Dowd asked him if he had spent years hiding his sexuality. “Of course, yeah,” he said. “I would have kept my private life very private. Maybe didn’t have much of a private life as well. You know, a lot of people sort of turn themselves into their careers, and that’s something I definitely did, both as a doctor and a politician.”
When confronted with “those little questions that people ask, understandably, ‘Are you seeing anyone?’ ‘Do you have a girlfriend?’ well, I suppose I’d be very cagey. I’d just say, ‘No,’ or ‘I’m not one to answer those kind of questions.’ ”
But “once I’d sort of come out to myself,” he said, a cloud was lifted. “The biggest thing I say to anyone — and a lot of people would ask me for advice before they come out — is that I don’t regret it for a second. And a lot of the fears that you have are very much your own fears. And the vast majority of people don’t really care. It’s a matter of passing interest. You know, your friends and family, the people who really love you, will always support you no matter what, and those that don’t, you probably don’t need anyway.”
He revealed his mother was scared for him when he disclosed his sexuality. “Yeah, yeah, she was,” he said. “And I suppose, like most Irish moms, and I imagine American moms as well, she’d be very protective. I think, at that point, she would have preferred that I kept it to myself and kept it as something private. But I was very conscious that a referendum was coming up on marriage equality. That was really the catalyst for me. And as a government minister, you know, I couldn’t go out there advocating a change in the Constitution and somehow pretend that it didn’t really affect me or that it wasn’t something that I wasn’t taking personally.
“And I do remember discussions that I would have had with other politicians, and the one that really stuck with me was another minister who was very supportive of marriage equality who talked about being generous to ‘them.’ And so it was ‘them.’ And I thought I needed to tell my colleagues that I was one of ‘them.’ ”“We’re here among you, lots of us. And secondly, the line about it being generosity. It’s actually something that we should have.
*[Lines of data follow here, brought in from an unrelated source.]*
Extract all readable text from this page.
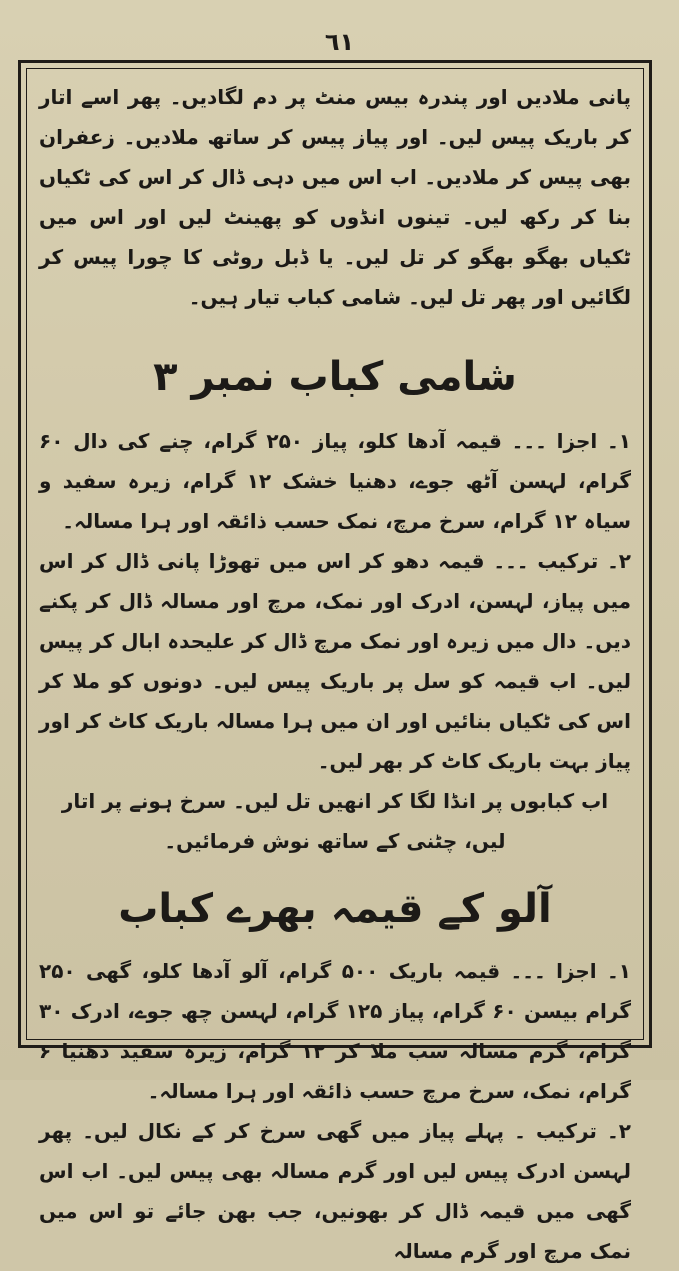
٦١

پانی ملادیں اور پندرہ بیس منٹ پر دم لگادیں۔ پھر اسے اتار کر باریک پیس لیں۔ اور پیاز پیس کر ساتھ ملادیں۔ زعفران بھی پیس کر ملادیں۔ اب اس میں دہی ڈال کر اس کی ٹکیاں بنا کر رکھ لیں۔ تینوں انڈوں کو پھینٹ لیں اور اس میں ٹکیاں بھگو بھگو کر تل لیں۔ یا ڈبل روٹی کا چورا پیس کر لگائیں اور پھر تل لیں۔ شامی کباب تیار ہیں۔

شامی کباب نمبر ۳

۱۔ اجزا ۔۔۔ قیمہ آدھا کلو، پیاز ۲۵۰ گرام، چنے کی دال ۶۰ گرام، لہسن آٹھ جوے، دھنیا خشک ۱۲ گرام، زیرہ سفید و سیاہ ۱۲ گرام، سرخ مرچ، نمک حسب ذائقہ اور ہرا مسالہ۔

۲۔ ترکیب ۔۔۔ قیمہ دھو کر اس میں تھوڑا پانی ڈال کر اس میں پیاز، لہسن، ادرک اور نمک، مرچ اور مسالہ ڈال کر پکنے دیں۔ دال میں زیرہ اور نمک مرچ ڈال کر علیحدہ ابال کر پیس لیں۔ اب قیمہ کو سل پر باریک پیس لیں۔ دونوں کو ملا کر اس کی ٹکیاں بنائیں اور ان میں ہرا مسالہ باریک کاٹ کر اور پیاز بہت باریک کاٹ کر بھر لیں۔

اب کبابوں پر انڈا لگا کر انھیں تل لیں۔ سرخ ہونے پر اتار لیں، چٹنی کے ساتھ نوش فرمائیں۔

آلو کے قیمہ بھرے کباب

۱۔ اجزا ۔۔۔ قیمہ باریک ۵۰۰ گرام، آلو آدھا کلو، گھی ۲۵۰ گرام بیسن ۶۰ گرام، پیاز ۱۲۵ گرام، لہسن چھ جوے، ادرک ۳۰ گرام، گرم مسالہ سب ملا کر ۱۲ گرام، زیرہ سفید دھنیا ۶ گرام، نمک، سرخ مرچ حسب ذائقہ اور ہرا مسالہ۔

۲۔ ترکیب ۔ پہلے پیاز میں گھی سرخ کر کے نکال لیں۔ پھر لہسن ادرک پیس لیں اور گرم مسالہ بھی پیس لیں۔ اب اس گھی میں قیمہ ڈال کر بھونیں، جب بھن جائے تو اس میں نمک مرچ اور گرم مسالہ
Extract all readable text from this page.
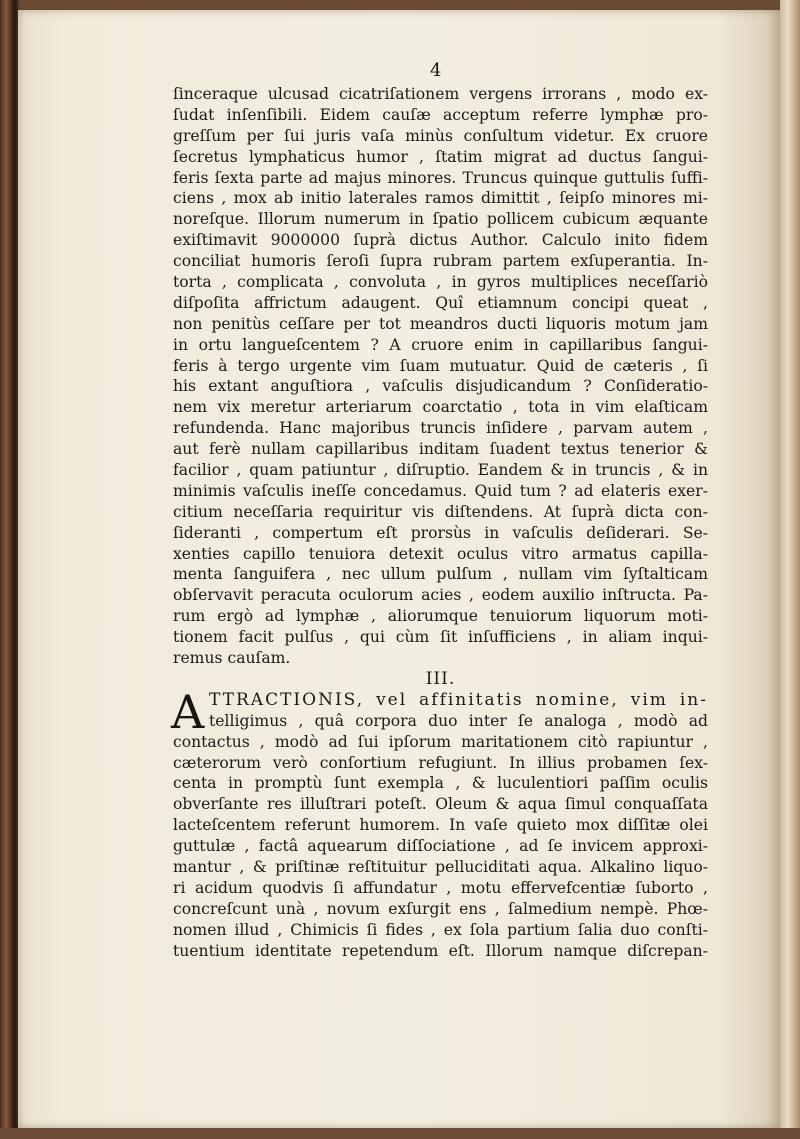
4
ſinceraque ulcusad cicatriſationem vergens irrorans , modo ex-
ſudat inſenſibili. Eidem cauſæ acceptum referre lymphæ pro-
greſſum per ſui juris vaſa minùs conſultum videtur. Ex cruore
ſecretus lymphaticus humor , ſtatim migrat ad ductus ſangui-
feris ſexta parte ad majus minores. Truncus quinque guttulis ſuffi-
ciens , mox ab initio laterales ramos dimittit , ſeipſo minores mi-
noreſque. Illorum numerum in ſpatio pollicem cubicum æquante
exiſtimavit 9000000 ſuprà dictus Author. Calculo inito fidem
conciliat humoris ſeroſi ſupra rubram partem exſuperantia. In-
torta , complicata , convoluta , in gyros multiplices neceſſariò
diſpoſita affrictum adaugent. Quî etiamnum concipi queat ,
non penitùs ceſſare per tot meandros ducti liquoris motum jam
in ortu langueſcentem ? A cruore enim in capillaribus ſangui-
feris à tergo urgente vim ſuam mutuatur. Quid de cæteris , ſi
his extant anguſtiora , vaſculis disjudicandum ? Conſideratio-
nem vix meretur arteriarum coarctatio , tota in vim elaſticam
refundenda. Hanc majoribus truncis inſidere , parvam autem ,
aut ferè nullam capillaribus inditam ſuadent textus tenerior &
facilior , quam patiuntur , diſruptio. Eandem & in truncis , & in
minimis vaſculis ineſſe concedamus. Quid tum ? ad elateris exer-
citium neceſſaria requiritur vis diſtendens. At ſuprà dicta con-
ſideranti , compertum eſt prorsùs in vaſculis deſiderari. Se-
xenties capillo tenuiora detexit oculus vitro armatus capilla-
menta ſanguifera , nec ullum pulſum , nullam vim ſyſtalticam
obſervavit peracuta oculorum acies , eodem auxilio inſtructa. Pa-
rum ergò ad lymphæ , aliorumque tenuiorum liquorum moti-
tionem facit pulſus , qui cùm ſit inſufficiens , in aliam inqui-
remus cauſam.
III.
A TTRACTIONIS, vel affinitatis nomine, vim in-
telligimus , quâ corpora duo inter ſe analoga , modò ad
contactus , modò ad ſui ipſorum maritationem citò rapiuntur ,
cæterorum verò conſortium refugiunt. In illius probamen ſex-
centa in promptù ſunt exempla , & luculentiori paſſim oculis
obverſante res illuſtrari poteſt. Oleum & aqua ſimul conquaſſata
lacteſcentem referunt humorem. In vaſe quieto mox diſſitæ olei
guttulæ , factâ aquearum diſſociatione , ad ſe invicem approxi-
mantur , & priſtinæ reſtituitur pelluciditati aqua. Alkalino liquo-
ri acidum quodvis ſi affundatur , motu effervefcentiæ ſuborto ,
concreſcunt unà , novum exſurgit ens , ſalmedium nempè. Phœ-
nomen illud , Chimicis ſi fides , ex ſola partium ſalia duo conſti-
tuentium identitate repetendum eſt. Illorum namque diſcrepan-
So if I wasn’t willing to show leadership on this, then I was in the wrong business.”
Ireland's first openly gay prime minister talks about the one word that spurred him to come out: "them." https://t.co/qNlnsbfCKp— Maureen Dowd (@maureendowd) September 9, 2017
Varadkar discussed his partner, a medical doctor training in Chicago at present for a year. “I suppose it’s the first serious relationship I’d ever been in, and he’s somebody who’s unconditionally on my side, and I suppose your mother is that, too, but it’s very different,” he said. “Also, he’s somebody who I can confide in and somebody who can say things to me that I need to hear, if I’ve made a mistake or if I’m way out of order, and he’ll say that to me. And I’ll know he’s right, even if I didn’t like to hear it.
“He’s far brighter than me. When we were in Chicago, we went to a bar where they play ‘Jeopardy,’ and he was pressing the buzzer before there was even time to read the questions.”
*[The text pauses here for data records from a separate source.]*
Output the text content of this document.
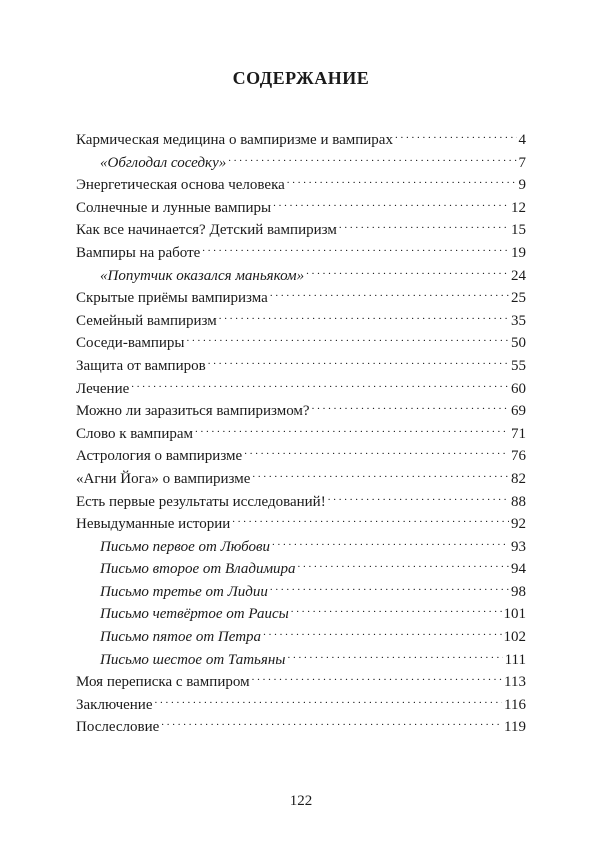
СОДЕРЖАНИЕ
Кармическая медицина о вампиризме и вампирах . . .	4
«Обглодал соседку» . . .	7
Энергетическая основа человека . . .	9
Солнечные и лунные вампиры . . .	12
Как все начинается? Детский вампиризм . . .	15
Вампиры на работе . . .	19
«Попутчик оказался маньяком» . . .	24
Скрытые приёмы вампиризма . . .	25
Семейный вампиризм . . .	35
Соседи-вампиры . . .	50
Защита от вампиров . . .	55
Лечение . . .	60
Можно ли заразиться вампиризмом? . . .	69
Слово к вампирам . . .	71
Астрология о вампиризме . . .	76
«Агни Йога» о вампиризме . . .	82
Есть первые результаты исследований! . . .	88
Невыдуманные истории . . .	92
Письмо первое от Любови . . .	93
Письмо второе от Владимира . . .	94
Письмо третье от Лидии . . .	98
Письмо четвёртое от Раисы . . .	101
Письмо пятое от Петра . . .	102
Письмо шестое от Татьяны . . .	111
Моя переписка с вампиром . . .	113
Заключение . . .	116
Послесловие . . .	119
122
Despite scandals, he is still “a member of the Church. "I only practice very occasionally,"
Dowd asked how he will deal with Mike Pence regarded as enemy No. 1 by the L.G.B.T. community when he meets him in Washington in March, Would he discuss gay rights with him?
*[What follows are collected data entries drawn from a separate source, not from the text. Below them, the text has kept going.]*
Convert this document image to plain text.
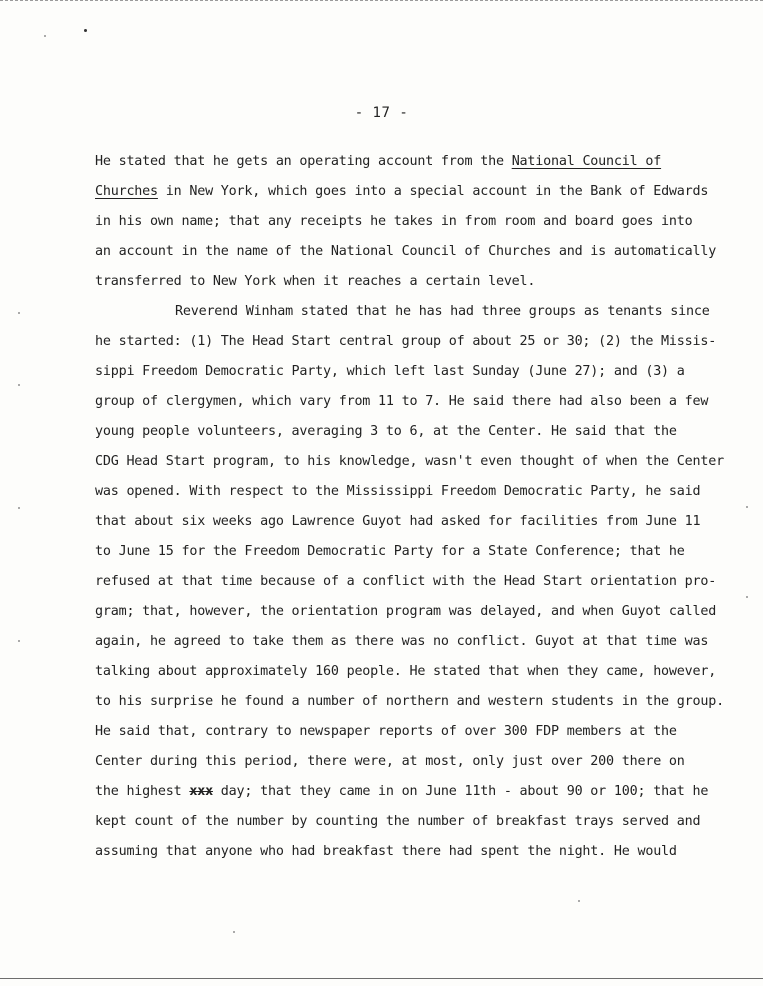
- 17 -
He stated that he gets an operating account from the National Council of
Churches in New York, which goes into a special account in the Bank of Edwards
in his own name; that any receipts he takes in from room and board goes into
an account in the name of the National Council of Churches and is automatically
transferred to New York when it reaches a certain level.
Reverend Winham stated that he has had three groups as tenants since
he started: (1) The Head Start central group of about 25 or 30; (2) the Missis-
sippi Freedom Democratic Party, which left last Sunday (June 27); and (3) a
group of clergymen, which vary from 11 to 7. He said there had also been a few
young people volunteers, averaging 3 to 6, at the Center. He said that the
CDG Head Start program, to his knowledge, wasn't even thought of when the Center
was opened. With respect to the Mississippi Freedom Democratic Party, he said
that about six weeks ago Lawrence Guyot had asked for facilities from June 11
to June 15 for the Freedom Democratic Party for a State Conference; that he
refused at that time because of a conflict with the Head Start orientation pro-
gram; that, however, the orientation program was delayed, and when Guyot called
again, he agreed to take them as there was no conflict. Guyot at that time was
talking about approximately 160 people. He stated that when they came, however,
to his surprise he found a number of northern and western students in the group.
He said that, contrary to newspaper reports of over 300 FDP members at the
Center during this period, there were, at most, only just over 200 there on
the highest xxx day; that they came in on June 11th - about 90 or 100; that he
kept count of the number by counting the number of breakfast trays served and
assuming that anyone who had breakfast there had spent the night. He would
“Yeah, I would,” he replied. “My experience of the very successful marriage equality referendum here was that if you want to convince people to change their minds, it’s not by shouting at them or lecturing them or attacking them personally or degrading them. That’s not how you change hearts and minds. And I certainly look forward to meeting him. I’d like to hear about his stories and his Irish connections, which he seems to be proud of, and maybe tell him a bit about my story, too.”